Monday, September 11, 2017

Food in the Fifties







My memories are mostly of the Sixties rather than the Fifties, but this list still looks mostly right.

We did have curry, or something we called curry. It was an awful thing you did to leftover meat to make it seem edible. You can also get curry in Korea, or Japan. But you cannot find it in India.

We could get pizza in Montreal, but there was no such thing as pizza in my hometown, population 5,000. Pizza was still a rarity in Korea when I first moved there. It is everywhere in the Philippines—but just try to get one without pineapple.

I remember a great uncle used to order a crate of oranges shipped from Florida for Christmas. But I think we always had bananas. Bananas are not a seasonal crop. Banana trees produce year-round.

Cubed sugar was posh, and you dropped it in your cup using special little tongs.
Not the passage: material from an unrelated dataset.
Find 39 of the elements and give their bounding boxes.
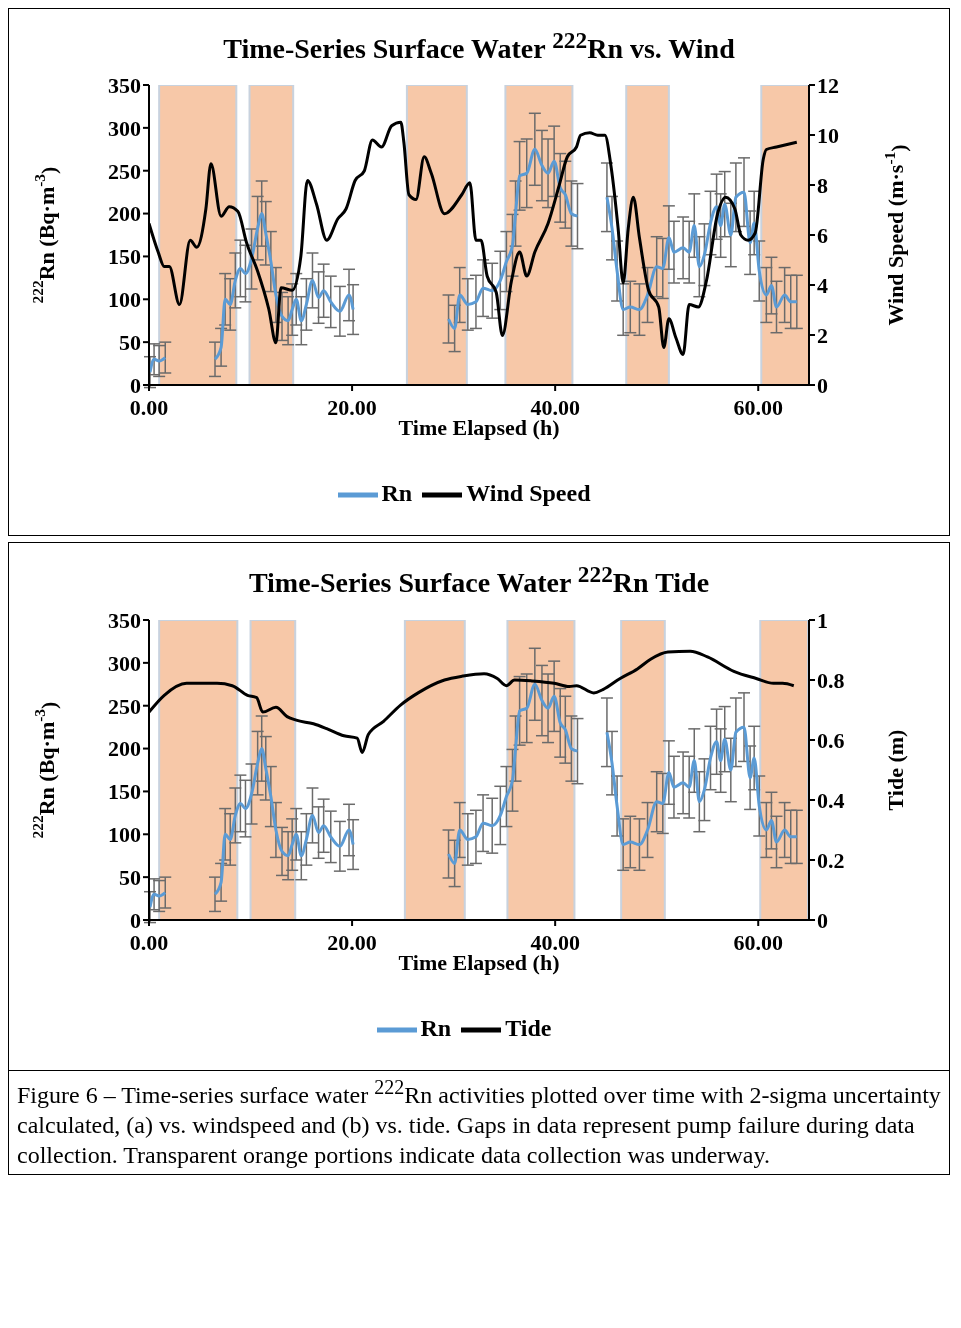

Ideally silver plated.

I still remember the first time I saw “chicken fingers” on a menu. I laughed. What could that be? But actually, chicken fingers have always been popular in the Philippines. Real. Chicken. Fingers. With the nails on.

I remember yoghurt being discussed on some fifties TV show. A teenaged girl was trying it to be sophisticated, to impress her friends, and get to hang out with the college crowd. It was supposed to look like an absurd affectation. Of course, she hated it.

We certainly did have kebab, and called it that. “Shish-kebab.”

There is still no such thing as a real pineapple in Canada. They do not travel well. To discover what they are supposed to taste like, you have to go to the tropics. The canned stuff probably tastes more like the real thing than the whole ones that make it to Montreal—soft and sweet!

I certainly do remember laughing at the idea that anyone would actually pay money for something, like water, that you could get free by turning on the tap. Surely nobody could be that stupid. I resisted for years. But when you move to Asia….

I also remember how we used to laugh at how crazy the Japanese were to pay a few dollars for a cup of coffee. I mean, coffee was coffee, right?

I remember buying a cookbook of Southeast Asian food, which advised that there was really no chance Thai food could ever be popular back in North America. Too much fish sauce.

I also remember thinking Loblaws was pretty foolish to start marketing a special line of “organic” produce. Really, do people have money to throw away? Are they really going to fall for that “organic=healthy” stuff? As if “organic” really meant something?

Yup. People have money to throw away.